Your desperation and low standards for sex is one of the biggest turn offs for her.
—
One of the most valuable pieces of information I can share with you about sexual attraction and sexual rejection is this.
By the time sexual frustration and conflict enter into a relationship, there has been a long road of bad feelings AND bad behavior on both sides.
Your wife or girlfriend is CRYSTAL CLEAR about the negative energy you BOTH have generated. While she is feeling bad and emotionally mistreated, she is also keenly aware of how badly she has been treating you.
In this reality, it is impossible for her to feel sexually attracted to you.
Do you feel the same? Probably not.
In fact, most men believe that a sexual connection at this point would help to reconnect and smooth over the negativity and erase the bad feelings caused by being treated poorly.
She thinks this is INSANE.
This issue is the BIGGEST turn-off. To her it feels unattractive, un-manly, and a little desperate.
She can not imagine having sex with someone that she is not attracted to.
Given how horrible she’s been and how she’s has treated you, how could you possibly be attracted to her and want sex?

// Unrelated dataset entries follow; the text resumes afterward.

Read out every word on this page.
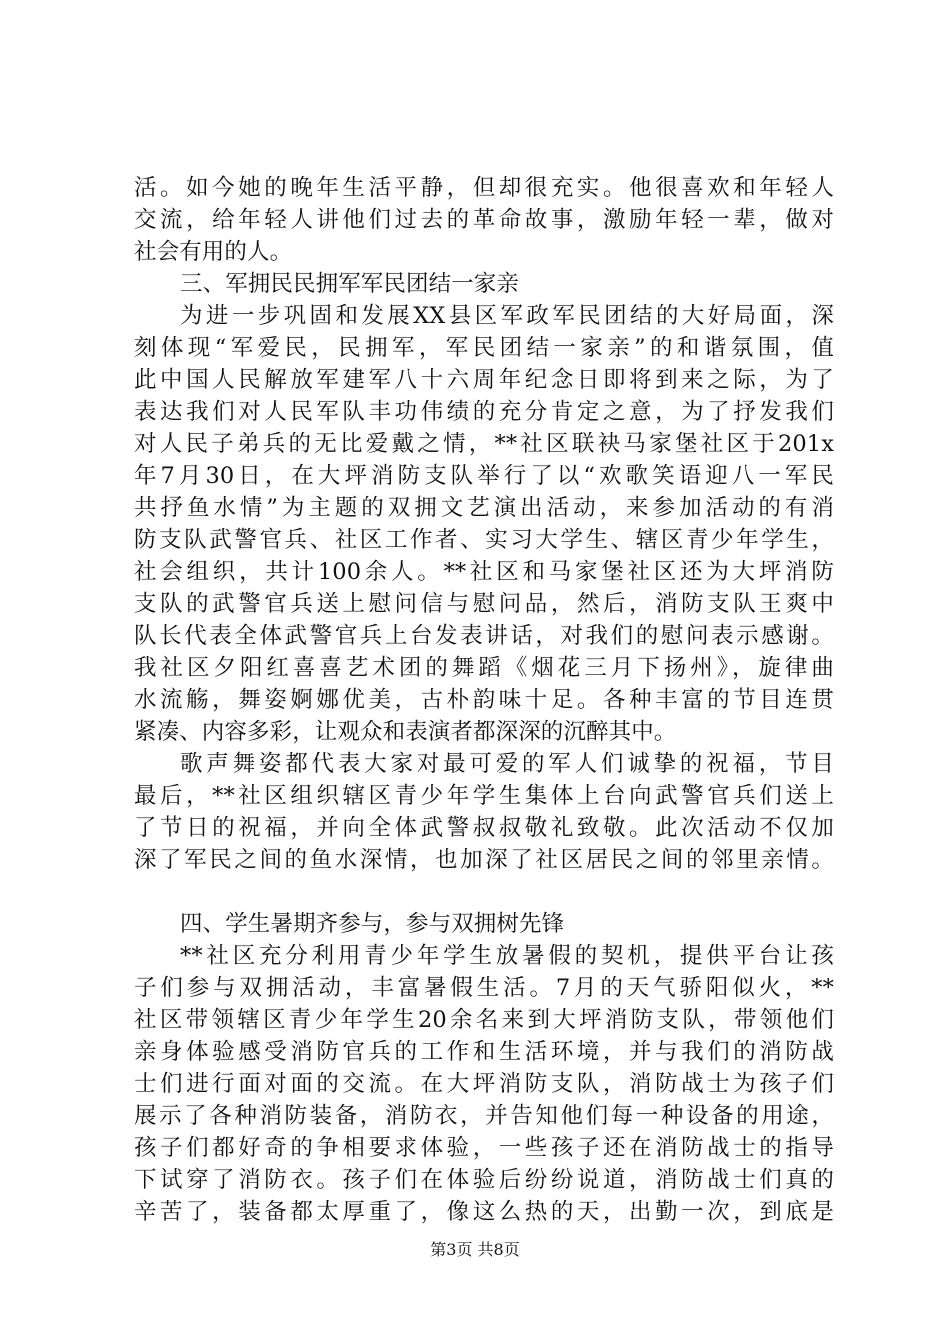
活。如今她的晚年生活平静，但却很充实。他很喜欢和年轻人
交流，给年轻人讲他们过去的革命故事，激励年轻一辈，做对
社会有用的人。
三、军拥民民拥军军民团结一家亲
为进一步巩固和发展XX县区军政军民团结的大好局面，深
刻体现“军爱民，民拥军，军民团结一家亲”的和谐氛围，值
此中国人民解放军建军八十六周年纪念日即将到来之际，为了
表达我们对人民军队丰功伟绩的充分肯定之意，为了抒发我们
对人民子弟兵的无比爱戴之情，**社区联袂马家堡社区于201x
年7月30日，在大坪消防支队举行了以“欢歌笑语迎八一军民
共抒鱼水情”为主题的双拥文艺演出活动，来参加活动的有消
防支队武警官兵、社区工作者、实习大学生、辖区青少年学生，
社会组织，共计100余人。**社区和马家堡社区还为大坪消防
支队的武警官兵送上慰问信与慰问品，然后，消防支队王爽中
队长代表全体武警官兵上台发表讲话，对我们的慰问表示感谢。
我社区夕阳红喜喜艺术团的舞蹈《烟花三月下扬州》，旋律曲
水流觞，舞姿婀娜优美，古朴韵味十足。各种丰富的节目连贯
紧凑、内容多彩，让观众和表演者都深深的沉醉其中。
歌声舞姿都代表大家对最可爱的军人们诚挚的祝福，节目
最后，**社区组织辖区青少年学生集体上台向武警官兵们送上
了节日的祝福，并向全体武警叔叔敬礼致敬。此次活动不仅加
深了军民之间的鱼水深情，也加深了社区居民之间的邻里亲情。
四、学生暑期齐参与，参与双拥树先锋
**社区充分利用青少年学生放暑假的契机，提供平台让孩
子们参与双拥活动，丰富暑假生活。7月的天气骄阳似火，**
社区带领辖区青少年学生20余名来到大坪消防支队，带领他们
亲身体验感受消防官兵的工作和生活环境，并与我们的消防战
士们进行面对面的交流。在大坪消防支队，消防战士为孩子们
展示了各种消防装备，消防衣，并告知他们每一种设备的用途，
孩子们都好奇的争相要求体验，一些孩子还在消防战士的指导
下试穿了消防衣。孩子们在体验后纷纷说道，消防战士们真的
辛苦了，装备都太厚重了，像这么热的天，出勤一次，到底是
第3页 共8页
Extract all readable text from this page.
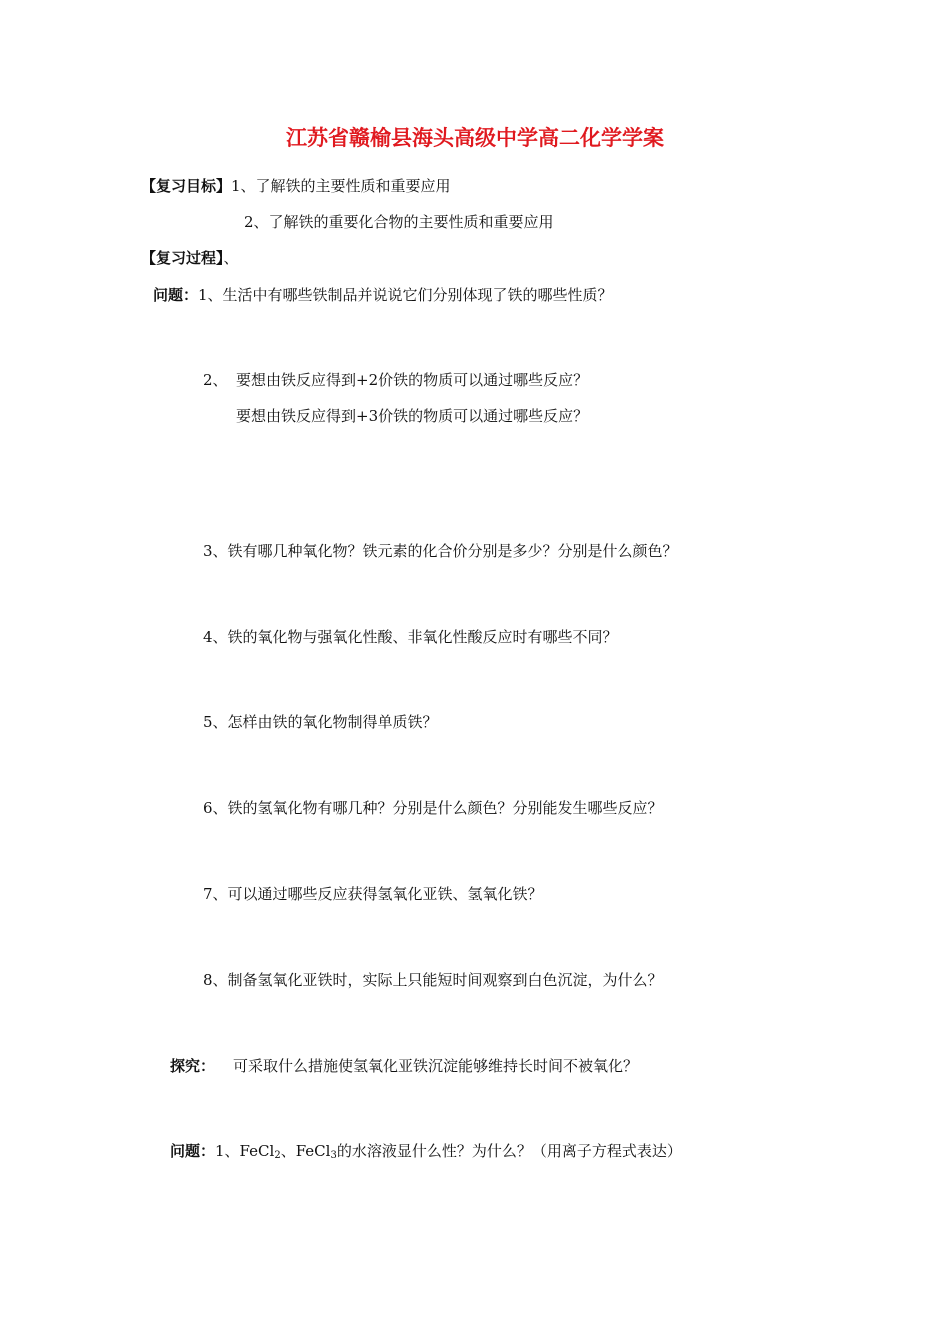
江苏省赣榆县海头高级中学高二化学学案
【复习目标】1、了解铁的主要性质和重要应用
2、了解铁的重要化合物的主要性质和重要应用
【复习过程】、
问题：1、生活中有哪些铁制品并说说它们分别体现了铁的哪些性质？
2、 要想由铁反应得到+2价铁的物质可以通过哪些反应？
要想由铁反应得到+3价铁的物质可以通过哪些反应？
3、铁有哪几种氧化物？铁元素的化合价分别是多少？分别是什么颜色？
4、铁的氧化物与强氧化性酸、非氧化性酸反应时有哪些不同？
5、怎样由铁的氧化物制得单质铁？
6、铁的氢氧化物有哪几种？分别是什么颜色？分别能发生哪些反应？
7、可以通过哪些反应获得氢氧化亚铁、氢氧化铁？
8、制备氢氧化亚铁时，实际上只能短时间观察到白色沉淀，为什么？
探究： 可采取什么措施使氢氧化亚铁沉淀能够维持长时间不被氧化？
问题：1、FeCl$_2$、FeCl$_3$的水溶液显什么性？为什么？（用离子方程式表达）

Desperation is One of The Biggest Turn Offs for Women
If you consistently make sexual advances toward a woman who is feeling unattractive she will also find YOU unattractive.
And if you act sexually attracted to a woman who KNOWS she has been acting unattractively and not attracted toward you, she WILL lose respect for you.
The old cliché is that women need to feel intimacy before having sex – men need to have sex to feel intimacy. Clichés are born for a reason. There is a lot of truth to this. But you’re not a slave to it.
So what do you do?
◊♦◊
You must choose a new principle for yourself and starting operating by it today. The new principle will mean taking sex off the table unless the feelings YOU require are present.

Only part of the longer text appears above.